Yes, I’m a little annoyed. I think, for a moment, about my clothes, my long hair, my 3-day stubble. After I got mugged a few weeks ago, I’ve begun dressing even more shabbily. My winter jacket–this winter jacket–is 10 years old. It’s not Patagonia, definitely not Burberry. I’m also wearing a stocking cap that looks vaguely Rastafarian. I come from middle class stock: I doubt anybody would confuse me with a man of finance or with a child of privilege.

Except her, maybe. She’s decided to approach me, and I’m already saying–the words are already on my lips, or have I already said what I’ve gotten used to saying?– “I’m sorry, but I don’t believe I have any change.” The expression is apt. Truthful, well-wrought, distant. I’m sure I’ve worked on it, modifying it slightly, since I moved to New York less than 2 years ago.

Why apt? There’s the apology (“I’m sorry”) followed by the expression of a mental state of doubt (“I don’t believe”) and finally a statement about reality (“no change”). Why apt? Because I’ve managed to express a sense of routinized sympathy, to avoid lying (I usually have bills in my pocket), and to remain uncommitted (I might have change–or I might not. I’m not really sure).

After I first arrived in New York, I used to hand out change when I was riding the subway. Now, I don’t ride the subway that much, and, when I do, I usually keep my head down. I don’t know if this qualifies as something New Yorkers would call adapting (“You’re one of us now.”) or whether this shows a hardening, a tightening, a closing-off.

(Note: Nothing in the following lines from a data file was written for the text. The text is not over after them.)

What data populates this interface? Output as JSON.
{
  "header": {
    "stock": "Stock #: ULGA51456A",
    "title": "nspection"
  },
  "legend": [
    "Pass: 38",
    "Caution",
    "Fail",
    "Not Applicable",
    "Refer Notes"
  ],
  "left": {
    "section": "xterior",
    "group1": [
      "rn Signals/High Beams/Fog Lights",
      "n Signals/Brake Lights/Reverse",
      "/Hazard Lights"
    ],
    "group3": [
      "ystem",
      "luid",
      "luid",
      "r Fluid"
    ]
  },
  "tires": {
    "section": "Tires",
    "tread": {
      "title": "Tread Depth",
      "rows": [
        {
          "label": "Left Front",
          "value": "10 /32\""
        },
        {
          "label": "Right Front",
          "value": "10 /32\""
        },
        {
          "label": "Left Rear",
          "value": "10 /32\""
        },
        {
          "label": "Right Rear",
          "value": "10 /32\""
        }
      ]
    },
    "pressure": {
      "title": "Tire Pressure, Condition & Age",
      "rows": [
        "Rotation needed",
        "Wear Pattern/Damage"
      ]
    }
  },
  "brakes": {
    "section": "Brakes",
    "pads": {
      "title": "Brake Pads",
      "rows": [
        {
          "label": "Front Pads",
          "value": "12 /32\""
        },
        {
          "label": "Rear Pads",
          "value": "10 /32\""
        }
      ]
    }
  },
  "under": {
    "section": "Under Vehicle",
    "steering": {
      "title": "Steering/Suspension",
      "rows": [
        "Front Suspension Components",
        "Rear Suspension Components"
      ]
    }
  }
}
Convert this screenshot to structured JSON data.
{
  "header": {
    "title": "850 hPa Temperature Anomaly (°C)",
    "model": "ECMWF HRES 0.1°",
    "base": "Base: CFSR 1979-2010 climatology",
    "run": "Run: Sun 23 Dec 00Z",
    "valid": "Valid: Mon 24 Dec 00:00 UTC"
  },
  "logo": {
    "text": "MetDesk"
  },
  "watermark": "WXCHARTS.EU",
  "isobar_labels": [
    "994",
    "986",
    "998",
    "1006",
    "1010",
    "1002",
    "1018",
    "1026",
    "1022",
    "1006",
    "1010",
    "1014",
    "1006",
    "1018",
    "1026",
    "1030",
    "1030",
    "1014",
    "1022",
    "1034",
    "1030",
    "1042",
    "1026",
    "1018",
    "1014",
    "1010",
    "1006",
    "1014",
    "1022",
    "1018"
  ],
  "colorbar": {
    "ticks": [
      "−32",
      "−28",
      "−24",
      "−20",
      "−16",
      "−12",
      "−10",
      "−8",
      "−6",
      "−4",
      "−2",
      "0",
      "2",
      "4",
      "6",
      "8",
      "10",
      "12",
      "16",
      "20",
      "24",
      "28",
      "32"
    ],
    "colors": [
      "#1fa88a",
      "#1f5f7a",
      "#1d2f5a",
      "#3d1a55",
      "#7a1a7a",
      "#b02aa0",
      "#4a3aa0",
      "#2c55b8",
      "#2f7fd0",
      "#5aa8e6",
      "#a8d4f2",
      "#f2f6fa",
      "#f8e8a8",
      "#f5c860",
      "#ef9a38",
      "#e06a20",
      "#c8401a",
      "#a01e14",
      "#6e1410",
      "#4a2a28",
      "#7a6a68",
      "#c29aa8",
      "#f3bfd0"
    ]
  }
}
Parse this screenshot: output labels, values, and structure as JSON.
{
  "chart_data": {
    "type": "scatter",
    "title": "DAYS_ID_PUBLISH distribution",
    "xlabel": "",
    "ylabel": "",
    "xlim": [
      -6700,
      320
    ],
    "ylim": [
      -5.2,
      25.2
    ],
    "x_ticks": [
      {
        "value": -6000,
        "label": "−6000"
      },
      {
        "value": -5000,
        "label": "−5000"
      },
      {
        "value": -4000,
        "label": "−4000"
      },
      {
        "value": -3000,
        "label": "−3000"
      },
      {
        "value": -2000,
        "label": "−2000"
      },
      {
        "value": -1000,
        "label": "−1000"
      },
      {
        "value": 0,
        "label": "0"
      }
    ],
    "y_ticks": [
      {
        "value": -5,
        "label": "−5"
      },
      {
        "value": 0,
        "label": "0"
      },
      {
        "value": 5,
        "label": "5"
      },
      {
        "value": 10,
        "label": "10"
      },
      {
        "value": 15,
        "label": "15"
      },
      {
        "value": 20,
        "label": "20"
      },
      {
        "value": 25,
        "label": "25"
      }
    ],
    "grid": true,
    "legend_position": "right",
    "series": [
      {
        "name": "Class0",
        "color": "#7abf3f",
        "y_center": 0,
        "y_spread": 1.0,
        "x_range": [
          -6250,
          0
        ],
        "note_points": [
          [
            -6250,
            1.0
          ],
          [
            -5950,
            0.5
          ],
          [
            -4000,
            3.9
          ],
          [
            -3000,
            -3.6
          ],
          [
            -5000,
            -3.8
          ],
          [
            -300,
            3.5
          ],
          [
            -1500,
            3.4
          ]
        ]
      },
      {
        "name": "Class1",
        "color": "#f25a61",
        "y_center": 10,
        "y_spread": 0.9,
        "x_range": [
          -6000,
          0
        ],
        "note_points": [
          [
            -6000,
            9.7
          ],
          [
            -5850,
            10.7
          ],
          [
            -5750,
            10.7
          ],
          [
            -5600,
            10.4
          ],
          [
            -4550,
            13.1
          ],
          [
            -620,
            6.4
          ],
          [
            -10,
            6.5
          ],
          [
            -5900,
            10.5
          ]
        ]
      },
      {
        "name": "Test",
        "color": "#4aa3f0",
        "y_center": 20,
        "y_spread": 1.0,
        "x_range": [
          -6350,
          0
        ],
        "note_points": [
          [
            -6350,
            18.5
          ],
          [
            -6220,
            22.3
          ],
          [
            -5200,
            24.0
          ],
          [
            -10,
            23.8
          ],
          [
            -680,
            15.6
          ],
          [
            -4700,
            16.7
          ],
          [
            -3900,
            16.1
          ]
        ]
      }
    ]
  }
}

In this case I give. “Wait, hold on,” I say. Giving change always seems hopelessly long, awkward, embarrassing. Rummaging through the bottom of the backpack. Trawling without success. Searching for something larger than a penny. There, a nickel in the outer pocket. I give it to her. “Wait.” I vaguely remember that there’s likely a quarter or two left over from the organic, Free Trade chamomile tea I’ve been ordering lately. More trawling. More empty hands. Finally. There is. I give it to her. “Good luck,” I say and mean and think about the Greek tuche.

“In the Greek,” Richard Holloway states in a sermon delivered in 2003, “it says that when the Samaritan came and saw the man lying by the side of the road ‘his guts writhed with compassion’, ‘they churned up’, ‘they turned over’.”

I didn’t feel good, but I felt less bad.